In my mind, this duality forms the single strongest argument for 
multiple-value returns - If a procedure call can have multiple 
arguments, then logically, if the two are (or ought to be)
interconvertible, then a procedure return can return multiple 
results.  In R4RS/IEEE1178 Scheme, a procedure can only return a 
single value, and therefore a continuation can only be called with
a single argument.  R5RS introduced multiple-value returns (and with
them multi-argument continuations) and at least some of the arguments 
in favor of doing so were about the 'symmetry' between procedure calls
and procedure returns.

But we haven't achieved symmetry yet.  Functions can report an arity
error when called with the wrong number of arguments.  According to 
the formal semantics they have to wait until the arguments have been 
evaluated before doing so, but one of the first things that the code 
for a two-argument function does is to check and make sure that it 
has two arguments.  That being the case, it seems to me that by some 
kind of parallel rule, a continuation expecting a certain number of 
arguments ought to report an arity error when it gets a wrong number 
of arguments.

And this leads to the pragmatic question, "Well, how do we determine 
how many arguments a particular continuation expects, anyway?"  In 
Scheme, there are procedures that expect exactly N arguments, and
procedures that expect at least N arguments (for various nonnegative
integers N).  

Because we have a longstanding tradition of simply ignoring the 
single result of procedures called for side effects, the logical
generalization seems to be that continuations require "N or 
more" arguments, with "extra" arguments ignored.  A 4-value return 
from a procedure, in a context that requires 2 arguments is like 

((lambda (a b . c) (+ a b)) 1 2 3 4), and evaluates without a problem. 

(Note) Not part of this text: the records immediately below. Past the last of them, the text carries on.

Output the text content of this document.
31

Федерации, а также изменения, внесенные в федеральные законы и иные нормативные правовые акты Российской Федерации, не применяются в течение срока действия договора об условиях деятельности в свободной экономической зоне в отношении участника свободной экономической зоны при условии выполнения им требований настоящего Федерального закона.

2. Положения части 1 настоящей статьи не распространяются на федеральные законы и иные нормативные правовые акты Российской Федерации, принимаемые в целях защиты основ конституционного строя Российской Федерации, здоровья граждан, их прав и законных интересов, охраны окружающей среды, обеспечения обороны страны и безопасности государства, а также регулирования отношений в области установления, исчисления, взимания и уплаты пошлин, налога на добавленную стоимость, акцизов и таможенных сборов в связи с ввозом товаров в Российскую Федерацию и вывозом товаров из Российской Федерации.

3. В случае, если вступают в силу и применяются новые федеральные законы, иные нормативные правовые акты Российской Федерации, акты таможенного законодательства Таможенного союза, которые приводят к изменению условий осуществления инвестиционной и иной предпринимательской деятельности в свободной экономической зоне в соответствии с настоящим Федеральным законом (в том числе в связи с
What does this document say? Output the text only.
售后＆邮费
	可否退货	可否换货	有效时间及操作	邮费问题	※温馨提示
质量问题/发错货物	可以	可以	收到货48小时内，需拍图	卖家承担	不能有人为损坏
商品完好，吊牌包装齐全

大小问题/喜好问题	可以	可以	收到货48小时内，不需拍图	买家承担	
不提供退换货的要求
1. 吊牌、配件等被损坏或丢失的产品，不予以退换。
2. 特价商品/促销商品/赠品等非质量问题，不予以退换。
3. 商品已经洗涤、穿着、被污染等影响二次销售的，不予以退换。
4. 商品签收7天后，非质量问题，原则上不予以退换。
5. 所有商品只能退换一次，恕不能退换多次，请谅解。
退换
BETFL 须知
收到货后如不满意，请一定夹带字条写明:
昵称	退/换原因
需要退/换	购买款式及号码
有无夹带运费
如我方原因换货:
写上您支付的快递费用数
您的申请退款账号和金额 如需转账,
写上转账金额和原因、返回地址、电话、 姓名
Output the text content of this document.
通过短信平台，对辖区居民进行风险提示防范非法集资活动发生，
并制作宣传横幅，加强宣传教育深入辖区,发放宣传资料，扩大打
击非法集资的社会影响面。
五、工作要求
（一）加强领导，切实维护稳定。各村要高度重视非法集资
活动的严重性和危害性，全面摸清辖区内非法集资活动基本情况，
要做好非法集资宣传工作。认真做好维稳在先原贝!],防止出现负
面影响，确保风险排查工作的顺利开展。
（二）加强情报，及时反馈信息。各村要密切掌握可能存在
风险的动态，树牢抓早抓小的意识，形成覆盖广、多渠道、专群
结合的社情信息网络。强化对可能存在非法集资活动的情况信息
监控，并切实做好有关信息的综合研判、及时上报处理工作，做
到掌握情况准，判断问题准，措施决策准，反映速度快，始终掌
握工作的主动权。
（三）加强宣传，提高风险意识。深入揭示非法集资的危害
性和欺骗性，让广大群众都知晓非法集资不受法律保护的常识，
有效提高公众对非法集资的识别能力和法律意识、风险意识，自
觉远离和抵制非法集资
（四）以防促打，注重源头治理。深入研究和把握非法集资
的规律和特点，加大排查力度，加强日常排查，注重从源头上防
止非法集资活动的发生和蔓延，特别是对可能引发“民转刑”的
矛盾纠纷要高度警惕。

((lambda (a b . c) (+ a b) 1), however, should report an arity error 
when the anonymous function gets control (and not before), and 
therefore I believe that for consistency, continuations requiring 
some positive number of arguments should report an arity error 
on gaining control (and not before) when called with less than 
that number of arguments.  

What do I mean when I say "and not before"? I mean that the 
system is not allowed to throw an error without evaluating the
return expressions based on the arity of the return context.  
It may turn out that one of the return expressions is a continuation
that does a non-local exit, or has a visible side effect, and in 
that case an "eager" arity error would break program semantics.

Under my language-design hat, I think that we should consider 
ways to create continuations with a definite (maximum) number 
of required arguments and enable too-many-returns arity 
errors, fleshing out the parallelism with function calls.  
Under my language-standardization hat, I note that no such 
work is now tested or implemented, and that therefore 
standardization of such a thing would be premature.